Teachers’ Funds of Knowledge: A Challenge to Evidence-Based Practice
Source: Teachers and Teaching: theory and practice, Vol. 18, No. 1, February 2012, 7–24
(Reviewed by the Portal Team)
In this study, the author examined the professional knowledge that teachers use in order to assess and respond meaningfully to children’s interests.
Methods
The author conducted the study in two kindergartens in Auckland, New Zealand.
One setting was a sessional (half-day) kindergarten for three- and four-year-old children, and the other was a full-day education and care setting for children aged six months to five years.
The participants were ten teachers and 35 children across both settings.
The author collected data through various techniques, such as participant observation in natural teaching and learning settings, and field-notes and photographs of children’s interests and inquiries. The author also conducted individual teacher and teaching team interviews. She also gained data from six one-hour, evidence-informed group inquiry discussions among the teachers.
Discussion
The findings revealed that personal and idiosyncratic nature of teachers’ knowledge gained in family, center and community contexts. The author also argues that as a result of teachers’ age, maturity and experience, they had been exposed to formal and practice-based knowledge through participation in various learning communities.
The author argues that the personal, informal knowledge became infused with professional knowledge that influenced teacher curriculum decision-making and pedagogical practices.

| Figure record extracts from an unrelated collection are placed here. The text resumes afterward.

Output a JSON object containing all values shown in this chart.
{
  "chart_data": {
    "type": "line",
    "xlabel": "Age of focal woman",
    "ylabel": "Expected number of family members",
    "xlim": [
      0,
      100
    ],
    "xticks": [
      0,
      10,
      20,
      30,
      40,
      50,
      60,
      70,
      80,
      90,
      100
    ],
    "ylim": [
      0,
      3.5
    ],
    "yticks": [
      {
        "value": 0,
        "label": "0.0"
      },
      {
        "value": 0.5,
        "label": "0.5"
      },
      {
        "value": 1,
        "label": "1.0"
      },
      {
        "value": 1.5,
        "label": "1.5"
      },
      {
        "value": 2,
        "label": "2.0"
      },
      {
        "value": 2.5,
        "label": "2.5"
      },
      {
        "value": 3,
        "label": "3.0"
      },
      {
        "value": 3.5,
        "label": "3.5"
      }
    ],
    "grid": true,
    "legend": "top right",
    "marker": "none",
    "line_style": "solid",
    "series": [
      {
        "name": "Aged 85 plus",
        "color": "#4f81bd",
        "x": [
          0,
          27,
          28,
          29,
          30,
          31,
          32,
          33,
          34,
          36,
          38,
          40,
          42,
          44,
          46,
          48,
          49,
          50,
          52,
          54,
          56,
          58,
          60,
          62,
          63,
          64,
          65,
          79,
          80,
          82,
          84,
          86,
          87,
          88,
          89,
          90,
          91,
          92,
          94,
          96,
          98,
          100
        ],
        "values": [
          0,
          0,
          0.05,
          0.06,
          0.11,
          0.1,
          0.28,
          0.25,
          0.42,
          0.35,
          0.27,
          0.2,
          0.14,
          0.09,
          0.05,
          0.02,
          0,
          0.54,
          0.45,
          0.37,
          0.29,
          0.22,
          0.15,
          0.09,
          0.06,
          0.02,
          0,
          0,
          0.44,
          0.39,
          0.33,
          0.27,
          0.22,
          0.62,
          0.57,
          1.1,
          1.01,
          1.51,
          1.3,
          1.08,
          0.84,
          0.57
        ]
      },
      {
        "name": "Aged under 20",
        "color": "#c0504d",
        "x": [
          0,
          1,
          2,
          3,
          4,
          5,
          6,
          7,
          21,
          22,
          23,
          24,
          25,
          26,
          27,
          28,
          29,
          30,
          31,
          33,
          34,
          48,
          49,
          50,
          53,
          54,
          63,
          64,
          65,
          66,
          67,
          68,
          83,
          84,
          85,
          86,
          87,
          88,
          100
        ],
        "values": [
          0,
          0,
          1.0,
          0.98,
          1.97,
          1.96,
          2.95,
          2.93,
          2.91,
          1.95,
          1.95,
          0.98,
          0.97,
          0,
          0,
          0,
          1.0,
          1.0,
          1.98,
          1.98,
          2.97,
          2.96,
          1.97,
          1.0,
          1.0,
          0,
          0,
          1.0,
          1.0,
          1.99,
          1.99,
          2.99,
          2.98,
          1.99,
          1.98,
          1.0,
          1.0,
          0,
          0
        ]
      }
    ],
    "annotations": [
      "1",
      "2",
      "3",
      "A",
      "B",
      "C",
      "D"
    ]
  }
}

This informal knowledge can be described as an analytical framework of funds of knowledge. The teachers use the funds of knowledge in their interactions with children in complex and connected ways.
The author also found that children’s interests and inquiries were noticed and responded to when they coincided with the teachers’ interests and/or teachers had the knowledge and interest to support them.

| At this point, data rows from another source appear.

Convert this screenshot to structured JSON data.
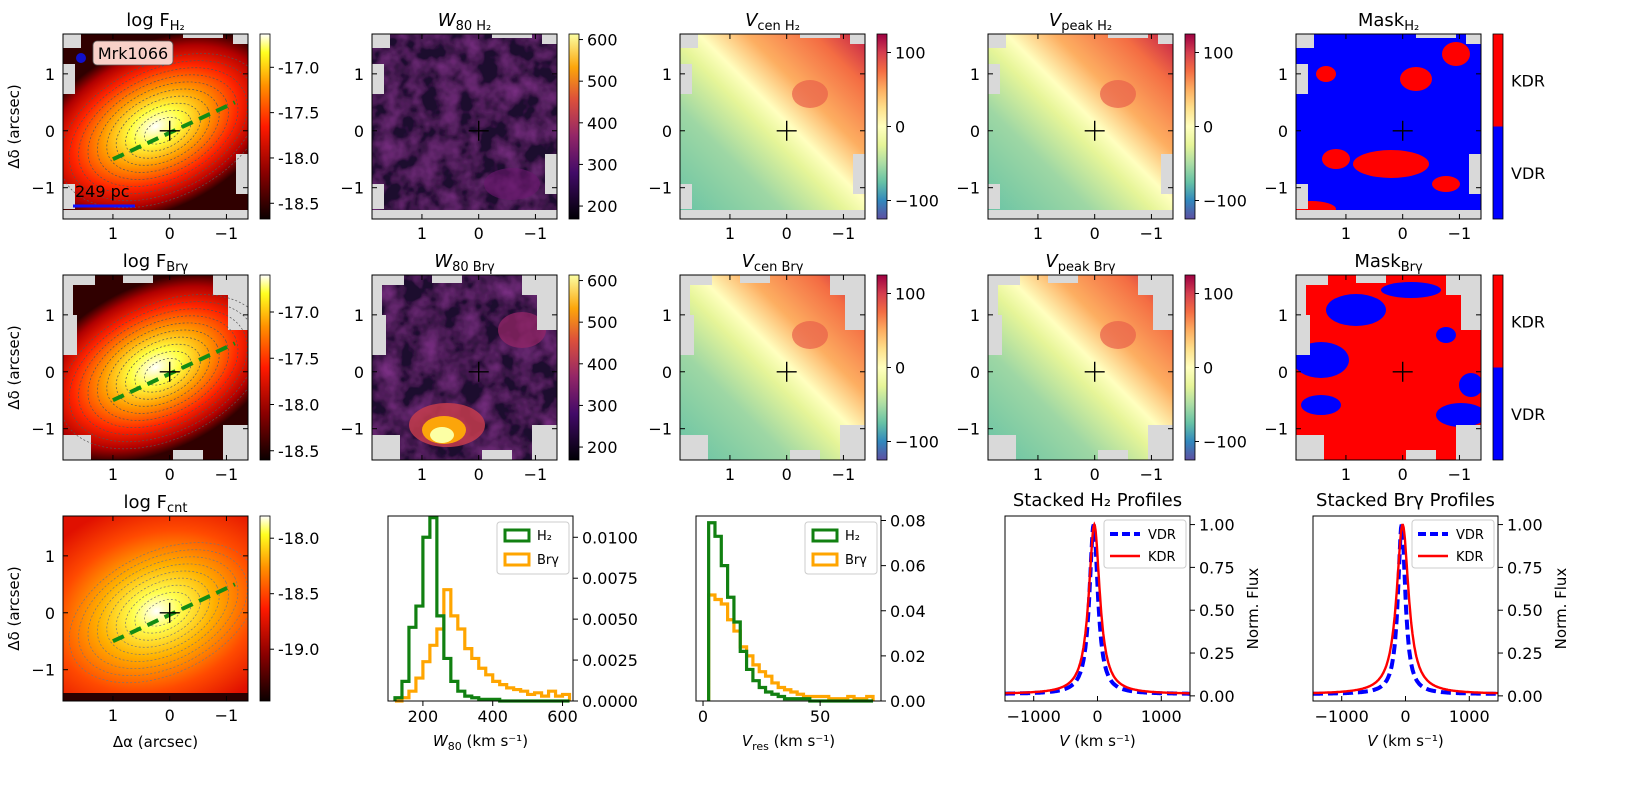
{
  "figure": {
    "colors": {
      "inferno": [
        "#000004",
        "#420a68",
        "#932667",
        "#dd513a",
        "#fca50a",
        "#fcffa4"
      ],
      "hot": [
        "#0b0000",
        "#8a0000",
        "#ff1a00",
        "#ff9000",
        "#ffff20",
        "#ffffff"
      ],
      "spectral": [
        "#5e4fa2",
        "#3288bd",
        "#66c2a5",
        "#abdda4",
        "#e6f598",
        "#ffffbf",
        "#fee08b",
        "#fdae61",
        "#f46d43",
        "#d53e4f",
        "#9e0142"
      ],
      "vdr": "#0000ff",
      "kdr": "#ff0000",
      "h2": "#118011",
      "brg": "#ffa500",
      "pa": "#148c14",
      "nodata": "#d9d9d9",
      "galaxy_dot": "#1010cc",
      "label_box": "#f8d0c8"
    },
    "annotations": {
      "galaxy": "Mrk1066",
      "scale_bar": "249 pc"
    },
    "axis_labels": {
      "dalpha": "Δα (arcsec)",
      "ddelta": "Δδ (arcsec)"
    },
    "map_ticks": {
      "x": [
        "1",
        "0",
        "−1"
      ],
      "y": [
        "1",
        "0",
        "−1"
      ]
    },
    "titles": {
      "f_h2": "log F",
      "f_h2_sub": "H₂",
      "w80_h2": "W",
      "w80_h2_sub": "80 H₂",
      "vcen_h2": "V",
      "vcen_h2_sub": "cen H₂",
      "vpeak_h2": "V",
      "vpeak_h2_sub": "peak H₂",
      "mask_h2": "Mask",
      "mask_h2_sub": "H₂",
      "f_brg": "log F",
      "f_brg_sub": "Brγ",
      "w80_brg": "W",
      "w80_brg_sub": "80 Brγ",
      "vcen_brg": "V",
      "vcen_brg_sub": "cen Brγ",
      "vpeak_brg": "V",
      "vpeak_brg_sub": "peak Brγ",
      "mask_brg": "Mask",
      "mask_brg_sub": "Brγ",
      "f_cnt": "log F",
      "f_cnt_sub": "cnt",
      "stack_h2": "Stacked H₂ Profiles",
      "stack_brg": "Stacked Brγ Profiles"
    },
    "colorbars": {
      "flux_line": [
        "-17.0",
        "-17.5",
        "-18.0",
        "-18.5"
      ],
      "flux_cnt": [
        "-18.0",
        "-18.5",
        "-19.0"
      ],
      "w80": [
        "600",
        "500",
        "400",
        "300",
        "200"
      ],
      "vel": [
        "100",
        "0",
        "−100"
      ],
      "mask": [
        "KDR",
        "VDR"
      ]
    }
  },
  "chart_data": [
    {
      "type": "bar",
      "id": "w80_hist",
      "xlabel": "W80 (km s⁻¹)",
      "xlabel_main": "W",
      "xlabel_sub": "80",
      "xlabel_unit": " (km s⁻¹)",
      "xlim": [
        100,
        630
      ],
      "ylim": [
        0,
        0.0113
      ],
      "xticks": [
        "200",
        "400",
        "600"
      ],
      "yticks": [
        "0.0000",
        "0.0025",
        "0.0050",
        "0.0075",
        "0.0100"
      ],
      "bin_edges": [
        120,
        140,
        160,
        180,
        200,
        220,
        240,
        260,
        280,
        300,
        320,
        340,
        360,
        380,
        400,
        420,
        440,
        460,
        480,
        500,
        520,
        540,
        560,
        580,
        600,
        620
      ],
      "series": [
        {
          "name": "H₂",
          "values": [
            0.0002,
            0.0012,
            0.0045,
            0.0058,
            0.01,
            0.0112,
            0.0052,
            0.0026,
            0.0012,
            0.0006,
            0.0003,
            0.0002,
            0.0001,
            0.0001,
            0.0001,
            0,
            0,
            0,
            0,
            0,
            0,
            0,
            0,
            0,
            0
          ]
        },
        {
          "name": "Brγ",
          "values": [
            0,
            0.0002,
            0.0006,
            0.0014,
            0.0024,
            0.0034,
            0.0044,
            0.0068,
            0.0052,
            0.0044,
            0.0032,
            0.0026,
            0.002,
            0.0016,
            0.0012,
            0.001,
            0.0008,
            0.0007,
            0.0006,
            0.0004,
            0.0005,
            0.0003,
            0.0006,
            0.0003,
            0.0004
          ]
        }
      ]
    },
    {
      "type": "bar",
      "id": "vres_hist",
      "xlabel": "Vres (km s⁻¹)",
      "xlabel_main": "V",
      "xlabel_sub": "res",
      "xlabel_unit": " (km s⁻¹)",
      "xlim": [
        -3,
        76
      ],
      "ylim": [
        0,
        0.082
      ],
      "xticks": [
        "0",
        "50"
      ],
      "xtick_values": [
        0,
        50
      ],
      "yticks": [
        "0.00",
        "0.02",
        "0.04",
        "0.06",
        "0.08"
      ],
      "bin_edges": [
        2.4,
        5.1,
        7.8,
        10.5,
        13.2,
        15.9,
        18.6,
        21.3,
        24,
        26.7,
        29.4,
        32.1,
        34.8,
        37.5,
        40.2,
        42.9,
        45.6,
        48.3,
        51,
        53.7,
        56.4,
        59.1,
        61.8,
        64.5,
        67.2,
        69.9,
        72.6
      ],
      "series": [
        {
          "name": "H₂",
          "values": [
            0.079,
            0.073,
            0.06,
            0.046,
            0.035,
            0.022,
            0.014,
            0.009,
            0.006,
            0.004,
            0.003,
            0.002,
            0.001,
            0.001,
            0.001,
            0.001,
            0,
            0,
            0,
            0,
            0,
            0,
            0,
            0,
            0,
            0
          ]
        },
        {
          "name": "Brγ",
          "values": [
            0.047,
            0.045,
            0.043,
            0.036,
            0.031,
            0.024,
            0.02,
            0.016,
            0.013,
            0.011,
            0.008,
            0.006,
            0.005,
            0.004,
            0.003,
            0.002,
            0.002,
            0.002,
            0.002,
            0.001,
            0.001,
            0.001,
            0.002,
            0.001,
            0.001,
            0.002
          ]
        }
      ]
    },
    {
      "type": "line",
      "id": "stack_h2",
      "title": "Stacked H₂ Profiles",
      "xlabel": "V (km s⁻¹)",
      "xlabel_main": "V",
      "xlabel_unit": " (km s⁻¹)",
      "ylabel": "Norm. Flux",
      "xlim": [
        -1450,
        1450
      ],
      "ylim": [
        -0.03,
        1.05
      ],
      "xticks": [
        "−1000",
        "0",
        "1000"
      ],
      "xtick_values": [
        -1000,
        0,
        1000
      ],
      "yticks": [
        "0.00",
        "0.25",
        "0.50",
        "0.75",
        "1.00"
      ],
      "ytick_values": [
        0,
        0.25,
        0.5,
        0.75,
        1.0
      ],
      "series": [
        {
          "name": "VDR",
          "center": -60,
          "width": 80,
          "base": 0.01,
          "style": "dashed"
        },
        {
          "name": "KDR",
          "center": -50,
          "width": 105,
          "base": 0.01,
          "style": "solid"
        }
      ]
    },
    {
      "type": "line",
      "id": "stack_brg",
      "title": "Stacked Brγ Profiles",
      "xlabel": "V (km s⁻¹)",
      "xlabel_main": "V",
      "xlabel_unit": " (km s⁻¹)",
      "ylabel": "Norm. Flux",
      "xlim": [
        -1450,
        1450
      ],
      "ylim": [
        -0.03,
        1.05
      ],
      "xticks": [
        "−1000",
        "0",
        "1000"
      ],
      "xtick_values": [
        -1000,
        0,
        1000
      ],
      "yticks": [
        "0.00",
        "0.25",
        "0.50",
        "0.75",
        "1.00"
      ],
      "ytick_values": [
        0,
        0.25,
        0.5,
        0.75,
        1.0
      ],
      "series": [
        {
          "name": "VDR",
          "center": -60,
          "width": 70,
          "base": 0.01,
          "style": "dashed"
        },
        {
          "name": "KDR",
          "center": -45,
          "width": 115,
          "base": 0.01,
          "style": "solid"
        }
      ]
    },
    {
      "type": "heatmap",
      "id": "maps",
      "xlim": [
        1.88,
        -1.38
      ],
      "ylim": [
        -1.55,
        1.7
      ],
      "xticks": [
        1,
        0,
        -1
      ],
      "yticks": [
        1,
        0,
        -1
      ],
      "pa_line": {
        "x0": 1.0,
        "y0": -0.5,
        "x1": -1.15,
        "y1": 0.5
      },
      "panels": [
        "log F H₂",
        "W80 H₂",
        "Vcen H₂",
        "Vpeak H₂",
        "Mask H₂",
        "log F Brγ",
        "W80 Brγ",
        "Vcen Brγ",
        "Vpeak Brγ",
        "Mask Brγ",
        "log F cnt"
      ]
    }
  ]
}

However, the author claims that the relationship between formal knowledge, practice-based knowledge and personal knowledge is multifaceted and unlikely to be explained by a limited definition of evidence-based practice.
Despite this limitation, the author argues that formal, research-based knowledge was filtered through funds of knowledge as a well-established form of personal knowledge in teacher decision-making.
Implications
The author suggests that accessing teachers’ funds of knowledge and using these to develop professional knowledge that is complemented by research and theory may be fruitful to explore in the processes of teacher education and professional learning. Furthermore, the author notes that teachers writing autobiographical narratives may enable teacher educators to build a professional knowledge community.
The author concludes that funds of knowledge as a concept positions the knowledge teachers and learners have developed in their families as intuitive sources of cultural and cognitive resources. She has argued that funds of knowledge act as a framework to describe a range of informal knowledge based on life experience that early childhood teachers may draw on unconsciously in their daily decision-making and curricular and pedagogical interactions.